The Government has been particularly tardy in acknowledging the problems of the interior, and in resolving the competing claims there of the different interest groups. At no time, for instance, has it made any attempt to frame an interior policy which would deal with the whole matter of interior development, and supply the guidelines for the resolution of some of those conflicts. Instead it has simply meandered along, giving out logging and mining concessions as it sees fit, while at the same time committing itself to the partly incompatible aims of environmental responsibility, eco-tourism development and respect for Amerindian rights.

If it thought that the Amerindians for their part would be content with just rhetoric, then it must now be discovering how much of an error that is. At every indigenous forum the autochthonous peoples bring up the question of land rights. After more than six years, the administration has shown no inclination to address the problem, and when it does talk about land, it is inevitably referring to nothing more than cadastral surveys of those villages which hold title under the 1976 Amerindian Act. It has not, however, come to terms with the demands of those settlements which do not hold title, or the ones which do, but claim that the land which they were apportioned is insufficient for their needs.

The question of land rights in particular, has to be settled as a matter of some urgency.
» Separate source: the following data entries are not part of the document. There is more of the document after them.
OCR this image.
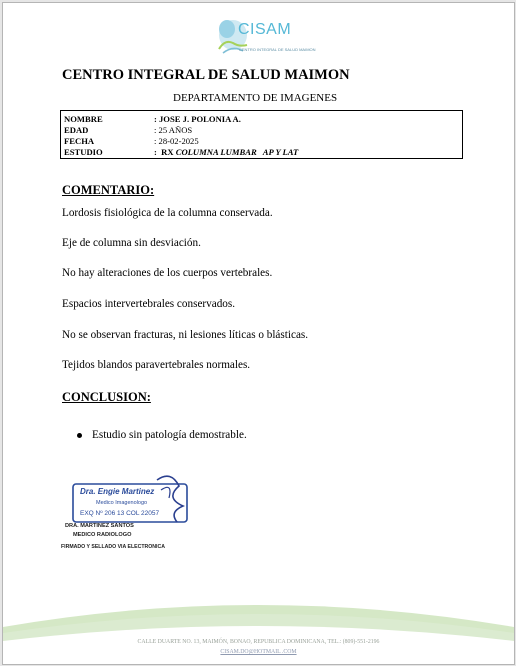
CISAM
CENTRO INTEGRAL DE SALUD MAIMON
CENTRO INTEGRAL DE SALUD MAIMON
DEPARTAMENTO DE IMAGENES
NOMBRE	: JOSE J. POLONIA A.
EDAD	: 25 AÑOS
FECHA	: 28-02-2025
ESTUDIO	:  RX COLUMNA LUMBAR   AP Y LAT
COMENTARIO:
Lordosis fisiológica de la columna conservada.
Eje de columna sin desviación.
No hay alteraciones de los cuerpos vertebrales.
Espacios intervertebrales conservados.
No se observan fracturas, ni lesiones líticas o blásticas.
Tejidos blandos paravertebrales normales.
CONCLUSION:
Estudio sin patología demostrable.
Dra. Engie Martinez
Medico Imagenologo
EXQ Nº 206 13 COL 22057
DRA. MARTINEZ SANTOS
MEDICO RADIOLOGO
FIRMADO Y SELLADO VIA ELECTRONICA
CALLE DUARTE NO. 13, MAIMÓN, BONAO, REPUBLICA DOMINICANA, TEL.: (809)-551-2196
CISAM.DO@HOTMAIL .COM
If it is not, it will come back to haunt the Government, and could cause all kinds of interference with their future plans for the interior. After the conference in St Ignatius, Mr Eugene Isaacs of Region 9 called upon the administration to establish a formal lands claims settlement procedure by which outstanding claims could be resolved. Last year the Amerindian Peoples' Association had suggested the re-establishment of an Amerindian Lands Commission. Whatever form it takes, some mechanism is necessary to facilitate a resolution of the issue.

All over the hemisphere, indigenous populations are clamouring for their rights and are beginning to exert their power, sometimes assisted by funding from outside. The Government has nothing to gain, and a great deal to lose by procrastination. It needs to start talking to the Amerindian representatives from all the regions soon; issues left to fester can take on different dimensions, and then they become even harder to solve.